Google is embarrassed about its AI Overviews, too. After a deluge of dunks and memes over the past week, which cracked on the poor quality and outright misinformation that arose from the tech giant’s underbaked new AI-powered search feature, the company on Thursday issued a mea culpa of sorts. Google — a company whose name is synonymous with searching the web — whose brand focuses on “organizing the world’s information” and putting it at user’s fingertips — actually wrote in a blog post that “some odd, inaccurate or unhelpful AI Overviews certainly did show up.”
That’s putting it mildly.
The admission of failure, penned by Google VP and Head of Search Liz Reid, seems a testimony as to how the drive to mash AI technology into everything has now somehow made Google Search worse.
In the post titled “About last week,” (this got past PR?), Reid spells out the many ways its AI Overviews make mistakes. While they don’t “hallucinate” or make things up the way that other large language models (LLMs) may, she says, they can get things wrong for “other reasons,” like “misinterpreting queries, misinterpreting a nuance of language on the web, or not having a lot of great information available.”
Reid also noted that some of the screenshots shared on social media over the past week were faked, while others were for nonsensical queries, like “How many rocks should I eat?” — something no one ever really searched for before. Since there’s little factual information on this topic, Google’s AI guided a user to satirical content. (In the case of the rocks, the satirical content had been published on a geological software provider’s website.)
It’s worth pointing out that if you had Googled “How many rocks should I eat?” and were presented with a set of unhelpful links, or even a jokey article, you wouldn’t be surprised. What people are reacting to is the confidence with which the AI spouted back that “geologists recommend eating at least one small rock per day” as if it’s a factual answer. It may not be a “hallucination,” in technical terms, but the end user doesn’t care. It’s insane.
What’s unsettling, too, is that Reid claims Google “tested the feature extensively before launch,” including with “robust red-teaming efforts.”
Does no one at Google have a sense of humor then? No one thought of prompts that would generate poor results?
In addition, Google downplayed the AI feature’s reliance on Reddit user data as a source of knowledge and truth. Although people have regularly appended “Reddit” to their searches for so long that Google finally made it a built-in search filter, Reddit is not a body of factual knowledge. And yet the AI would point to Reddit forum posts to answer questions, without an understanding of when first-hand Reddit knowledge is helpful and when it is not — or worse, when it is a troll.

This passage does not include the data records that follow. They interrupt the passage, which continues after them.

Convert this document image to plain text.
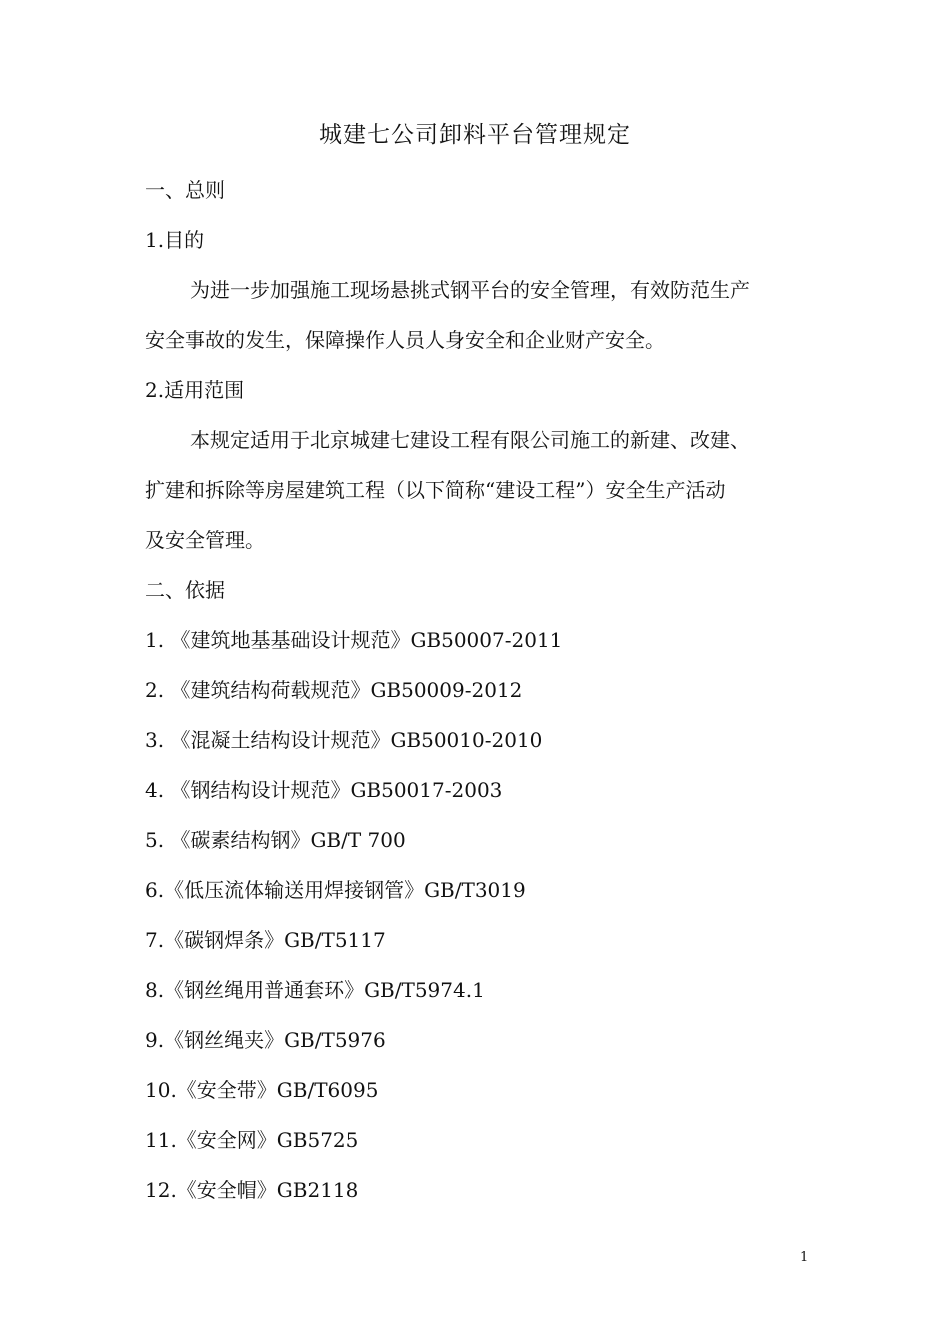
城建七公司卸料平台管理规定
一、总则
1.目的
为进一步加强施工现场悬挑式钢平台的安全管理，有效防范生产
安全事故的发生，保障操作人员人身安全和企业财产安全。
2.适用范围
本规定适用于北京城建七建设工程有限公司施工的新建、改建、
扩建和拆除等房屋建筑工程（以下简称“建设工程”）安全生产活动
及安全管理。
二、依据
1. 《建筑地基基础设计规范》GB50007-2011
2. 《建筑结构荷载规范》GB50009-2012
3. 《混凝土结构设计规范》GB50010-2010
4. 《钢结构设计规范》GB50017-2003
5. 《碳素结构钢》GB/T 700
6.《低压流体输送用焊接钢管》GB/T3019
7.《碳钢焊条》GB/T5117
8.《钢丝绳用普通套环》GB/T5974.1
9.《钢丝绳夹》GB/T5976
10.《安全带》GB/T6095
11.《安全网》GB5725
12.《安全帽》GB2118
1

Reddit today is making bank by offering its data to companies like Google, OpenAI and others to train their models, but that doesn’t mean users want Google’s AI deciding when to search Reddit for an answer, or suggesting that someone’s opinion is a fact. There’s nuance to learning when to search Reddit and Google’s AI doesn’t understand that yet.
As Reid admits, “forums are often a great source of authentic, first-hand information, but in some cases can lead to less-than-helpful advice, like using glue to get cheese to stick to pizza,” she said, referencing one of the AI feature’s more spectacular failures over the past week.

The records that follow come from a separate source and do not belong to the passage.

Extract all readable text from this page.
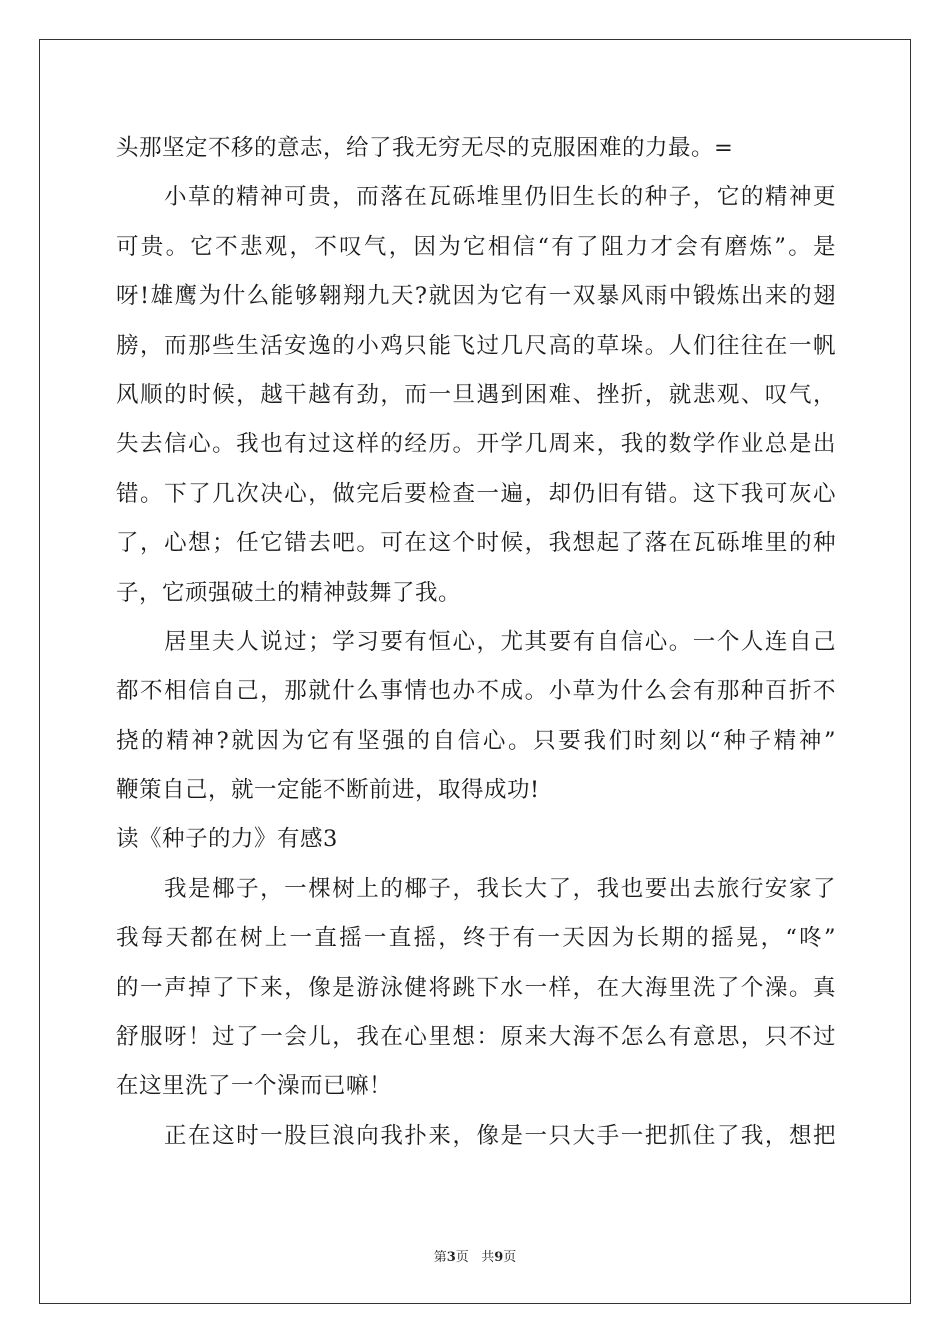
头那坚定不移的意志，给了我无穷无尽的克服困难的力最。=
小草的精神可贵，而落在瓦砾堆里仍旧生长的种子，它的精神更
可贵。它不悲观，不叹气，因为它相信“有了阻力才会有磨炼”。是
呀!雄鹰为什么能够翱翔九天?就因为它有一双暴风雨中锻炼出来的翅
膀，而那些生活安逸的小鸡只能飞过几尺高的草垛。人们往往在一帆
风顺的时候，越干越有劲，而一旦遇到困难、挫折，就悲观、叹气，
失去信心。我也有过这样的经历。开学几周来，我的数学作业总是出
错。下了几次决心，做完后要检查一遍，却仍旧有错。这下我可灰心
了，心想；任它错去吧。可在这个时候，我想起了落在瓦砾堆里的种
子，它顽强破土的精神鼓舞了我。
居里夫人说过；学习要有恒心，尤其要有自信心。一个人连自己
都不相信自己，那就什么事情也办不成。小草为什么会有那种百折不
挠的精神?就因为它有坚强的自信心。只要我们时刻以“种子精神”
鞭策自己，就一定能不断前进，取得成功!
读《种子的力》有感3
我是椰子，一棵树上的椰子，我长大了，我也要出去旅行安家了
我每天都在树上一直摇一直摇，终于有一天因为长期的摇晃，“咚”
的一声掉了下来，像是游泳健将跳下水一样，在大海里洗了个澡。真
舒服呀！过了一会儿，我在心里想：原来大海不怎么有意思，只不过
在这里洗了一个澡而已嘛！
正在这时一股巨浪向我扑来，像是一只大手一把抓住了我，想把
第3页   共9页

Google AI overview suggests adding glue to get cheese to stick to pizza, and it turns out the source is an 11 year old Reddit comment from user F*cksmith 😂 pic.twitter.com/uDPAbsAKeO
— Peter Yang (@petergyang) May 23, 2024
If last week was a disaster, though, at least Google is iterating quickly as a result — or so it says.
The company says it’s looked at examples from AI Overviews and identified patterns where it could do better, including building better detection mechanisms for nonsensical queries, limiting the user of user-generated content for responses that could offer misleading advice, adding triggering restrictions for queries where AI Overviews were not helpful, not showing AI Overviews for hard news topics, “where freshness and factuality are important,” and adding additional triggering refinements to its protections for health searches.
With AI companies building ever-improving chatbots every day, the question is not on whether they will ever outperform Google Search for helping us understand the world’s information, but whether Google Search will ever be able to get up to speed on AI to challenge them in return.
As ridiculous as Google’s mistakes may be, it’s too soon to count it out of the race yet — especially given the massive scale of Google’s beta-testing crew, which is essentially anybody who uses search.
“There’s nothing quite like having millions of people using the feature with many novel searches,” says Reid.